The closure of the UFO Desk in November 2009 was itself significant. It came after the MoD received the largest volume of UFO reports in thirty years — not the smallest. The official reason given was resource allocation. The files in this final tranche document the internal debate about closure, the public disclosure campaign that the closure triggered, and the handling of the report surge that preceded it.

What the Series Contain

  • DEFE 24 — The primary UFO series. Hundreds of files covering sighting reports, internal assessments, correspondence and policy documents from the 1950s to 2009
  • AIR 2 — Air Ministry correspondence. Includes AIR 2/19086: UFO policy and policy statements 1970–1971
  • FCO — Foreign and Commonwealth Office. Diplomatic correspondence relating to UAP, including international sighting reports and allied government exchanges
  • BJ — Joint Intelligence Committee records with UAP-related content

Online Access: 1950–2002

UFO reports and correspondence from 1950 to 2002 are available to browse online via the TNA’s archived webpage at webarchive.nationalarchives.gov.uk/ukgwa/+/https://www.nationalarchives.gov.uk/ufos/. These are digitised and do not require a visit to Kew.

Records from 1950 to 1995 not yet digitised — covering UFO reports, correspondence and parliamentary business — require an in-person visit to The National Archives at Kew, Richmond, TW9 4DU, or a paid remote research service.

The Expert: Dr David Clarke

The National Archives’ official UFO expert is Dr David Clarke, journalist, academic and author of The UFO Files, which combines government reports with eyewitness interviews. Clarke guided TNA’s video release of the final June 2013 tranche and has written the official research guides to the collection. His blog post “Do you believe in UFOs?” documents the background to the file releases and is accessible via the TNA blog.

The Oracle Assessment

The destruction policy that ran until 1967 is the defining fact of the UK UFO record.

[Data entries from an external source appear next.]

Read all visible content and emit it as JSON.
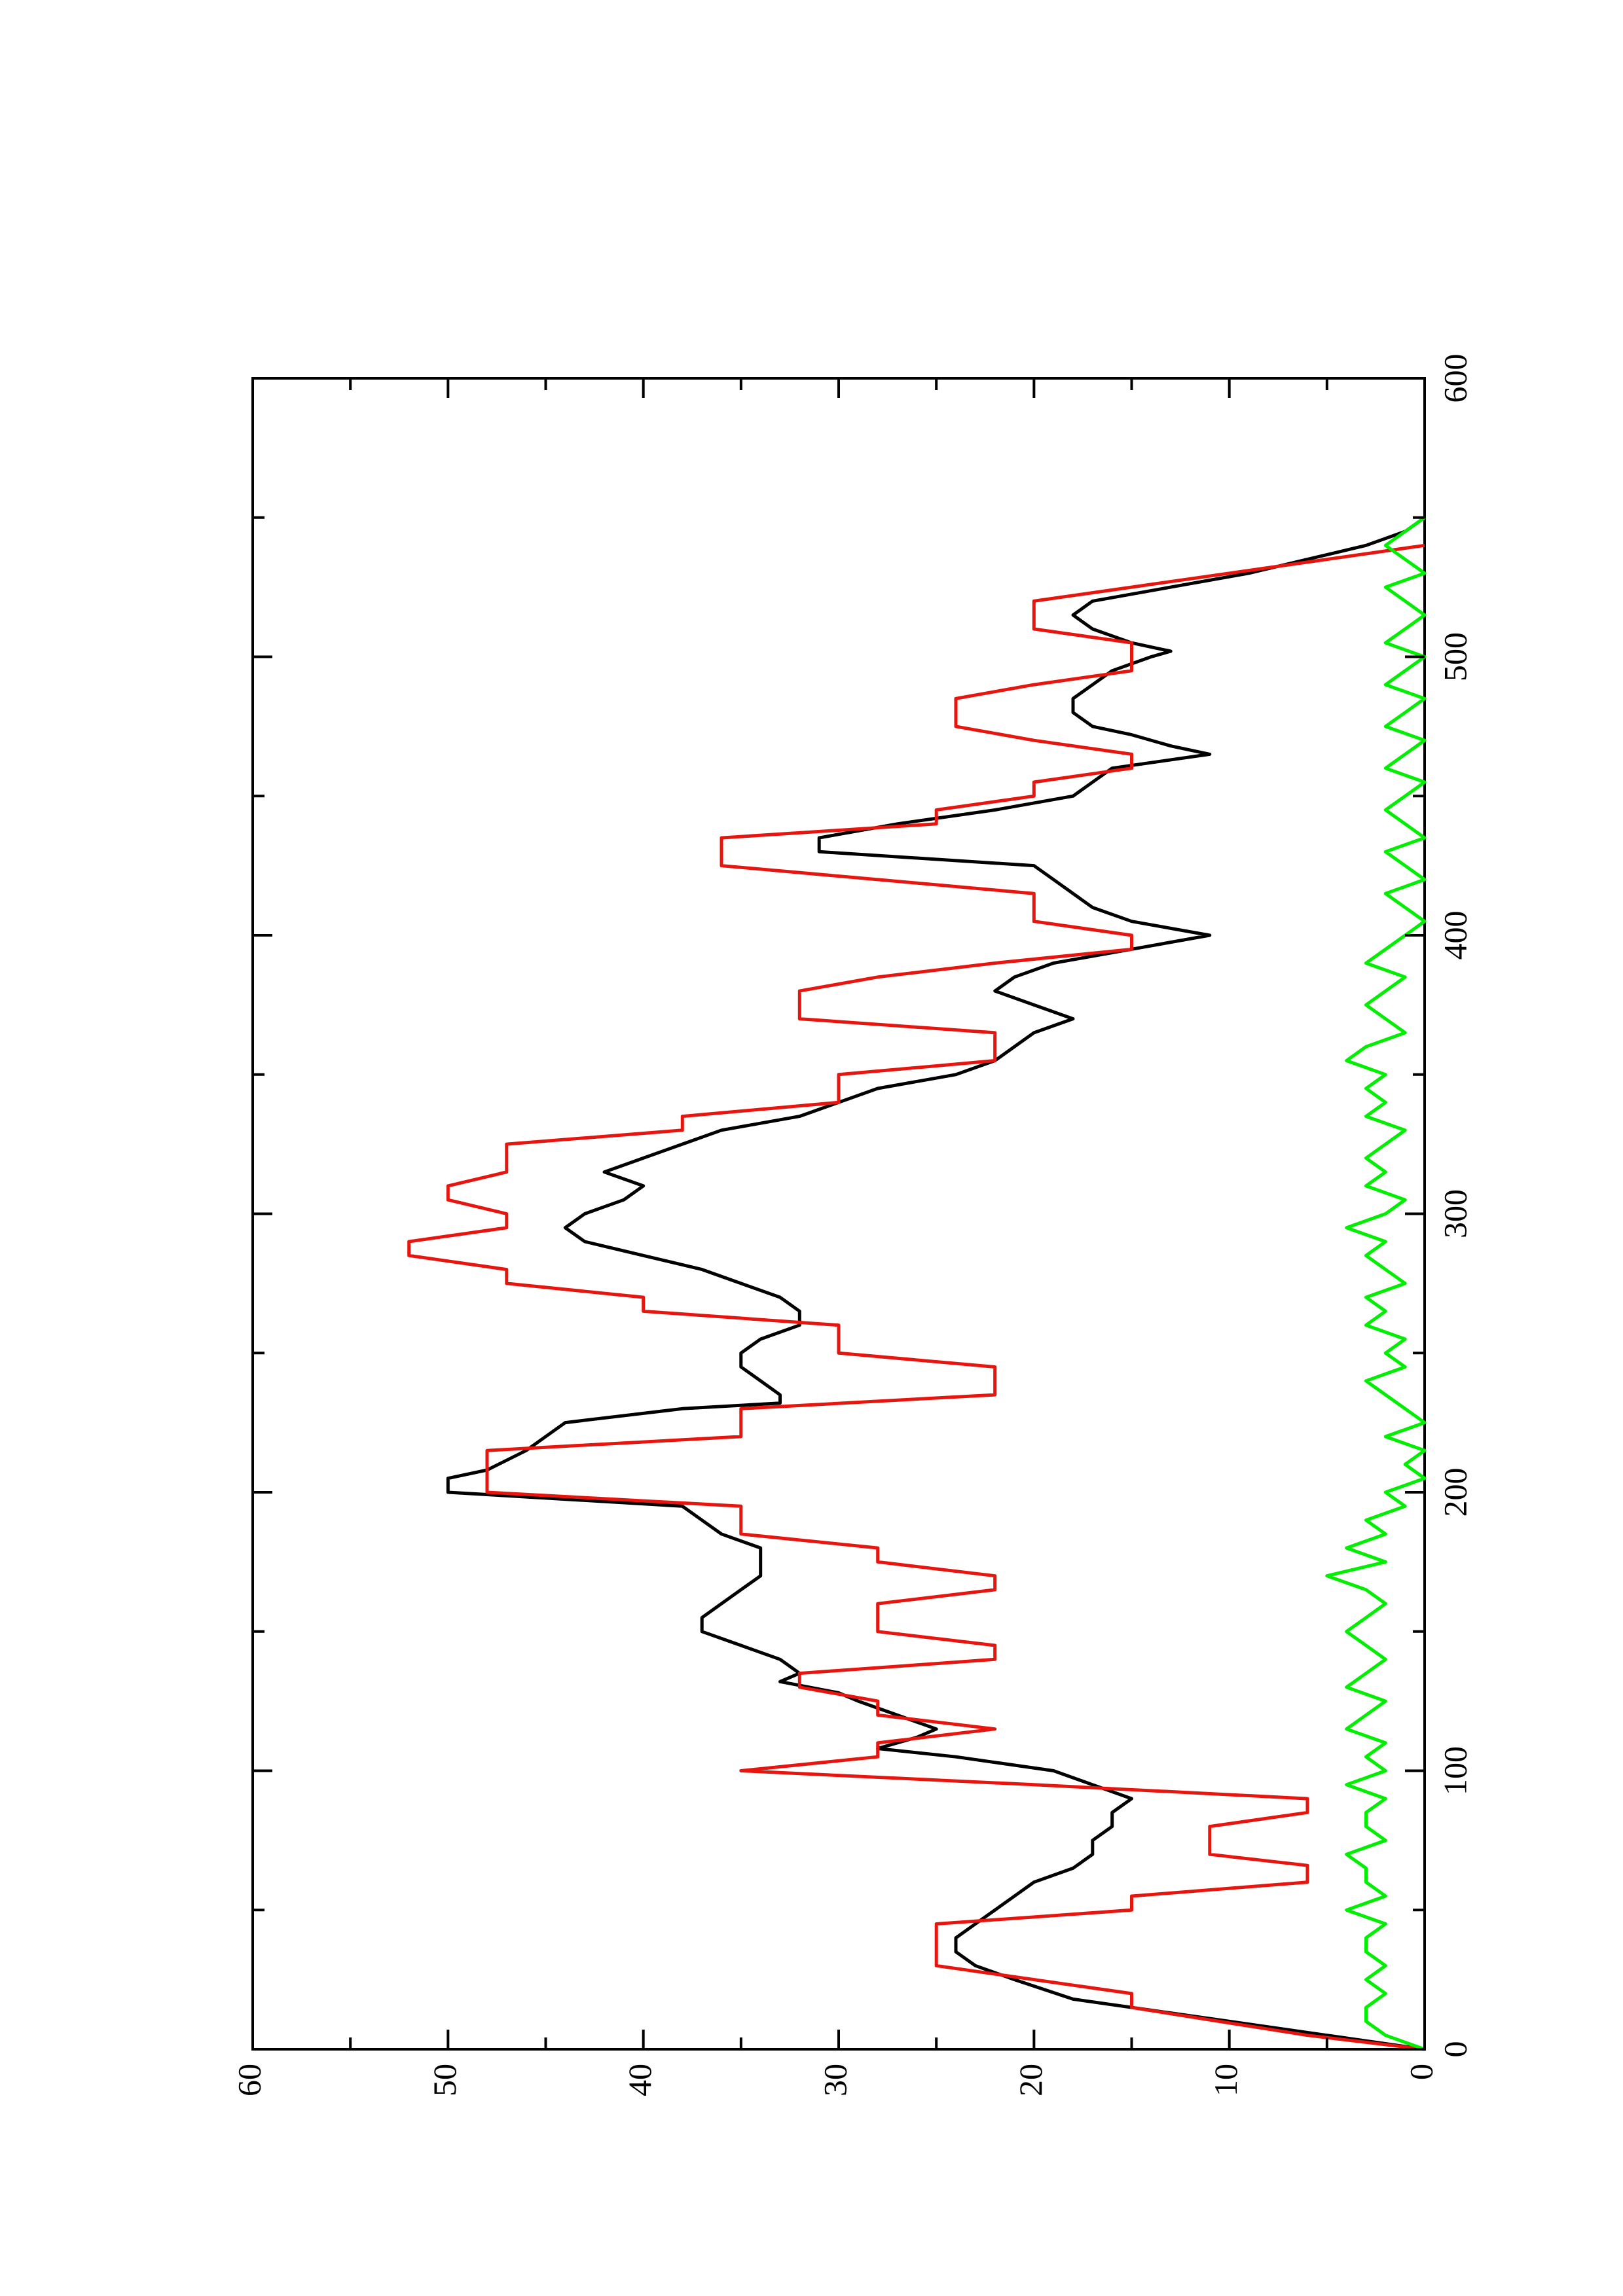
{
  "chart_data": {
    "type": "line",
    "orientation": "rotated 90 degrees counter-clockwise (x axis runs up the page on the right, y axis runs left across the bottom)",
    "title": "",
    "xlabel": "",
    "ylabel": "",
    "xlim": [
      0,
      600
    ],
    "ylim": [
      0,
      60
    ],
    "x_ticks": [
      0,
      100,
      200,
      300,
      400,
      500,
      600
    ],
    "x_tick_labels": [
      "0",
      "100",
      "200",
      "300",
      "400",
      "500",
      "600"
    ],
    "y_ticks": [
      0,
      10,
      20,
      30,
      40,
      50,
      60
    ],
    "y_tick_labels": [
      "0",
      "10",
      "20",
      "30",
      "40",
      "50",
      "60"
    ],
    "grid": false,
    "legend": "none",
    "series": [
      {
        "color": "#000000",
        "x": [
          0,
          5,
          10,
          14,
          18,
          25,
          30,
          35,
          40,
          45,
          50,
          55,
          60,
          65,
          70,
          75,
          80,
          85,
          90,
          95,
          100,
          105,
          108,
          112,
          115,
          120,
          125,
          128,
          132,
          135,
          140,
          145,
          150,
          155,
          160,
          165,
          170,
          175,
          180,
          185,
          190,
          195,
          200,
          205,
          208,
          215,
          220,
          225,
          230,
          232,
          235,
          240,
          245,
          250,
          255,
          260,
          265,
          270,
          275,
          280,
          285,
          290,
          295,
          300,
          305,
          310,
          315,
          320,
          325,
          330,
          335,
          340,
          345,
          350,
          355,
          360,
          365,
          370,
          375,
          380,
          385,
          390,
          395,
          400,
          405,
          410,
          415,
          420,
          425,
          430,
          435,
          440,
          445,
          450,
          455,
          460,
          465,
          468,
          472,
          475,
          480,
          485,
          490,
          495,
          500,
          502,
          505,
          510,
          515,
          520,
          525,
          530,
          535,
          540,
          545,
          550
        ],
        "y": [
          0,
          5,
          10,
          14,
          18,
          21,
          23,
          24,
          24,
          23,
          22,
          21,
          20,
          18,
          17,
          17,
          16,
          16,
          15,
          17,
          19,
          24,
          28,
          26,
          25,
          27,
          29,
          30,
          33,
          32,
          33,
          35,
          37,
          37,
          36,
          35,
          34,
          34,
          34,
          36,
          37,
          38,
          50,
          50,
          48,
          46,
          45,
          44,
          38,
          33,
          33,
          34,
          35,
          35,
          34,
          32,
          32,
          33,
          35,
          37,
          40,
          43,
          44,
          43,
          41,
          40,
          42,
          40,
          38,
          36,
          32,
          30,
          28,
          24,
          22,
          21,
          20,
          18,
          20,
          22,
          21,
          19,
          15,
          11,
          15,
          17,
          18,
          19,
          20,
          31,
          31,
          27,
          22,
          18,
          17,
          16,
          11,
          13,
          15,
          17,
          18,
          18,
          17,
          16,
          14,
          13,
          15,
          17,
          18,
          17,
          13,
          9,
          6,
          3,
          1,
          0
        ]
      },
      {
        "color": "#e8150e",
        "x": [
          0,
          5,
          15,
          20,
          30,
          35,
          45,
          50,
          55,
          60,
          66,
          70,
          75,
          80,
          85,
          90,
          95,
          100,
          105,
          110,
          115,
          120,
          125,
          130,
          135,
          140,
          145,
          150,
          155,
          160,
          165,
          170,
          175,
          180,
          185,
          190,
          195,
          200,
          210,
          215,
          220,
          225,
          230,
          235,
          240,
          245,
          250,
          255,
          260,
          265,
          270,
          275,
          280,
          285,
          290,
          295,
          300,
          305,
          310,
          315,
          320,
          325,
          330,
          335,
          340,
          345,
          350,
          355,
          360,
          365,
          370,
          375,
          380,
          385,
          390,
          395,
          400,
          405,
          410,
          415,
          420,
          425,
          430,
          435,
          440,
          445,
          450,
          455,
          460,
          465,
          470,
          475,
          480,
          485,
          490,
          495,
          500,
          505,
          510,
          515,
          520,
          525,
          530,
          535,
          540
        ],
        "y": [
          0,
          6,
          15,
          15,
          25,
          25,
          25,
          15,
          15,
          6,
          6,
          11,
          11,
          11,
          6,
          6,
          20,
          35,
          28,
          28,
          22,
          28,
          28,
          32,
          32,
          22,
          22,
          28,
          28,
          28,
          22,
          22,
          28,
          28,
          35,
          35,
          35,
          48,
          48,
          48,
          35,
          35,
          35,
          22,
          22,
          22,
          30,
          30,
          30,
          40,
          40,
          47,
          47,
          52,
          52,
          47,
          47,
          50,
          50,
          47,
          47,
          47,
          38,
          38,
          30,
          30,
          30,
          22,
          22,
          22,
          32,
          32,
          32,
          28,
          22,
          15,
          15,
          20,
          20,
          20,
          28,
          36,
          36,
          36,
          25,
          25,
          20,
          20,
          15,
          15,
          20,
          24,
          24,
          24,
          20,
          15,
          15,
          15,
          20,
          20,
          20,
          15,
          10,
          5,
          0
        ]
      },
      {
        "color": "#00ee00",
        "x": [
          0,
          5,
          10,
          15,
          20,
          25,
          30,
          35,
          40,
          45,
          50,
          55,
          60,
          65,
          70,
          75,
          80,
          85,
          90,
          95,
          100,
          105,
          110,
          115,
          120,
          125,
          130,
          135,
          140,
          145,
          150,
          155,
          160,
          165,
          170,
          175,
          180,
          185,
          190,
          195,
          200,
          205,
          210,
          215,
          220,
          225,
          230,
          235,
          240,
          245,
          250,
          255,
          260,
          265,
          270,
          275,
          280,
          285,
          290,
          295,
          300,
          305,
          310,
          315,
          320,
          325,
          330,
          335,
          340,
          345,
          350,
          355,
          360,
          365,
          370,
          375,
          380,
          385,
          390,
          395,
          400,
          405,
          410,
          415,
          420,
          425,
          430,
          435,
          440,
          445,
          450,
          455,
          460,
          465,
          470,
          475,
          480,
          485,
          490,
          495,
          500,
          505,
          510,
          515,
          520,
          525,
          530,
          535,
          540,
          545,
          550
        ],
        "y": [
          0,
          2,
          3,
          3,
          2,
          3,
          2,
          3,
          3,
          2,
          4,
          2,
          3,
          3,
          4,
          2,
          3,
          3,
          2,
          4,
          2,
          3,
          2,
          4,
          3,
          2,
          4,
          3,
          2,
          3,
          4,
          3,
          2,
          3,
          5,
          2,
          4,
          2,
          3,
          1,
          2,
          0,
          1,
          0,
          2,
          0,
          1,
          2,
          3,
          1,
          2,
          1,
          3,
          2,
          3,
          1,
          2,
          3,
          2,
          4,
          2,
          1,
          3,
          2,
          3,
          2,
          1,
          3,
          2,
          3,
          2,
          4,
          3,
          1,
          2,
          3,
          2,
          1,
          3,
          2,
          1,
          0,
          1,
          2,
          0,
          1,
          2,
          0,
          1,
          2,
          1,
          0,
          2,
          1,
          0,
          2,
          1,
          0,
          2,
          1,
          0,
          2,
          1,
          0,
          1,
          2,
          0,
          1,
          2,
          1,
          0
        ]
      }
    ]
  }
}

Everything the RAF, MoD and related agencies collected during the most active period of UAP sighting reports — the late 1940s through the mid-1960s, including the Lakenheath-Bentwaters incident of 1956 — was routinely shredded. What survived did so because the retention policy changed, not because it was preserved by design.

The US destroyed nothing equivalent because its records were folded into Project Blue Book’s institutional structure. The UK destroyed on a five-year cycle by explicit policy. That asymmetry matters when comparing what the two governments publicly hold.

The FCO series has received the least public attention. Diplomatic UAP correspondence — exchanges with allied governments, reports from British embassies on UAP incidents in their host countries — is in those files. That is the thread worth pulling.